LA GRANDE DÉPRESSION DES MÉDIAS FRANÇAIS
Les études d’opinion le montrent année après année : les Français
figurent parmi les peuples les plus pessimistes au monde. Pour expliquer ce
phénomène, les analystes convoquent toute une série d’hypothèses : le complexe
de l’ancienne grande puissance coloniale, la tradition nationale de défiance
envers le pouvoir (héritée d’une monarchie longtemps autoritaire et d’une
République instable), ou encore un goût prononcé pour les « passions tristes »,
nourri par une culture littéraire et artistique du tragique - de Pascal à Camus
en passant par Baudelaire. Curieusement, le rôle des
médias dans ce climat de morosité collective est rarement interrogé. Et
pourtant…
DES RÉDACTIONS AIMANTÉES PAR LE DRAME
Rares sont les pays où le flux d’informations morbides, anxiogènes ou
catastrophistes atteint un tel niveau. Faits divers sordides, catastrophes
naturelles, crimes, arnaques et faillites en série : l’actualité française
semble ne connaître que la noirceur. Selon notre décompte réalisé depuis le 1er
septembre 2025, 76 % des cinq premiers titres des
journaux télévisés de TF1 et France 2 relèvent du registre dramatique ou
négatif. Le constat est le même dans la presse écrite : les unes de
Le Point, Marianne, Valeurs Actuelles ou L’Express rivalisent de mots
anxiogènes - « crise », « effondrement », « colère », «
menace », « déclin ». Quant au groupe Bolloré, il a fait de la
pulsion mortifère et du catastrophisme permanent un modèle économique : plus c’est sombre, plus ça attire.
DES ÉDITORIALISTES EN DÉTRESSE EXISTENTIELLE
Le ton dominant sur les plateaux et les antennes est rarement à la
nuance ou à la sérénité. Des figures comme Natacha Polony (France Inter),
Franz-Olivier Giesbert (Europe 1), François Lenglet (LCI), Pascal Praud (CNews
et Europe 1), Jean-Michel Aphatie (TMC) ou Béatrice Saporta (RTL) déclinent,
chacun à sa manière, la même mélodie du déclin :
la France serait en train de mourir, l’école s’effondre, la jeunesse ne croit
plus en rien, la démocratie vacille.

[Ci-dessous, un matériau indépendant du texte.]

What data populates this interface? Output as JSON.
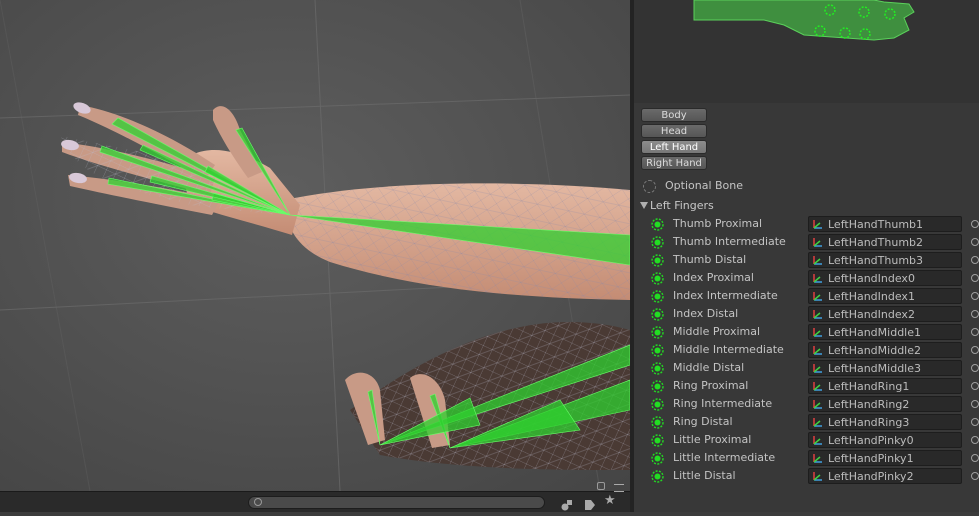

Le commentaire
politique s’est mué en psychodrame national permanent, où l’indignation fait
office d’analyse et la colère de réflexion.

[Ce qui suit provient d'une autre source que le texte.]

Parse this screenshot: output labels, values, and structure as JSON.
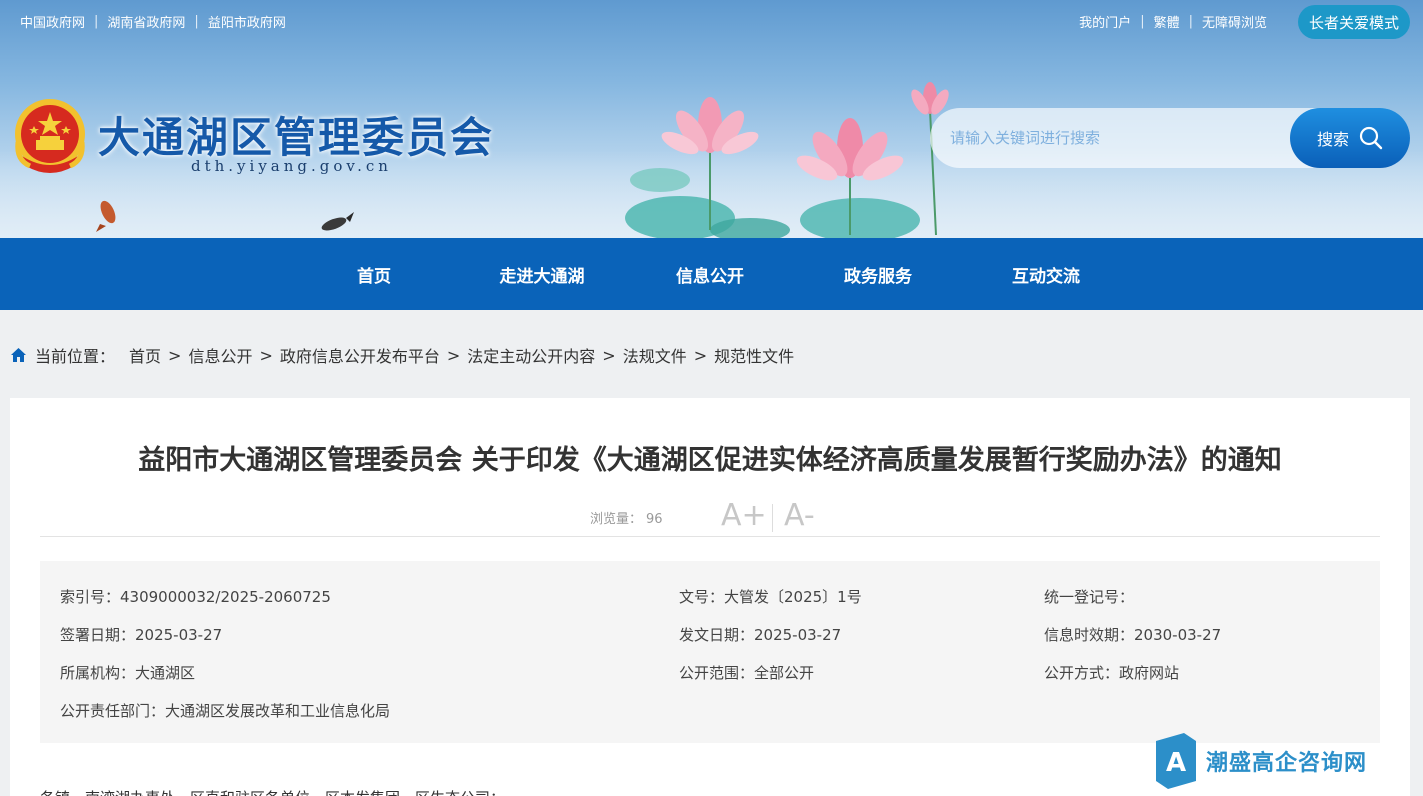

UNE MÉLANCOLIE MÉDIATIQUE AUTO-ENTRETENUE
Ce climat éditorial délétère ne se contente pas de refléter la réalité
sociale : il la modèle. À force d’entendre que tout va
mal, les Français finissent par le croire. Obsédées par l’audience
instantanée et la compétition entre chaînes d’info, les rédactions privilégient
l’émotion au détriment du recul et de la nuance. Résultat : une boucle de
rétroaction dépressive, où les médias amplifient la peur qu’ils prétendent
simplement relater. Les mêmes s’étonnent ensuite de «
la baisse de confiance des ménages » ou du ralentissement de la consommation.
Mais comment pourrait-il en être autrement, quand du matin au soir le pays est
abreuvé de récits anxiogènes - les fermetures d’usines sur France 2, les débats
sans fin sur la réforme des retraites sur France Inter, ou les vociférations
syndicales relayées en boucle sur France Info ? Le
pessimisme français n’est donc pas seulement culturel ou historique : il est
médiatiquement produit, scénarisé et entretenu. La « déprime
nationale » a trouvé son principal fournisseur : un système médiatique converti
à la dramaturgie permanente et à la fascination du pire.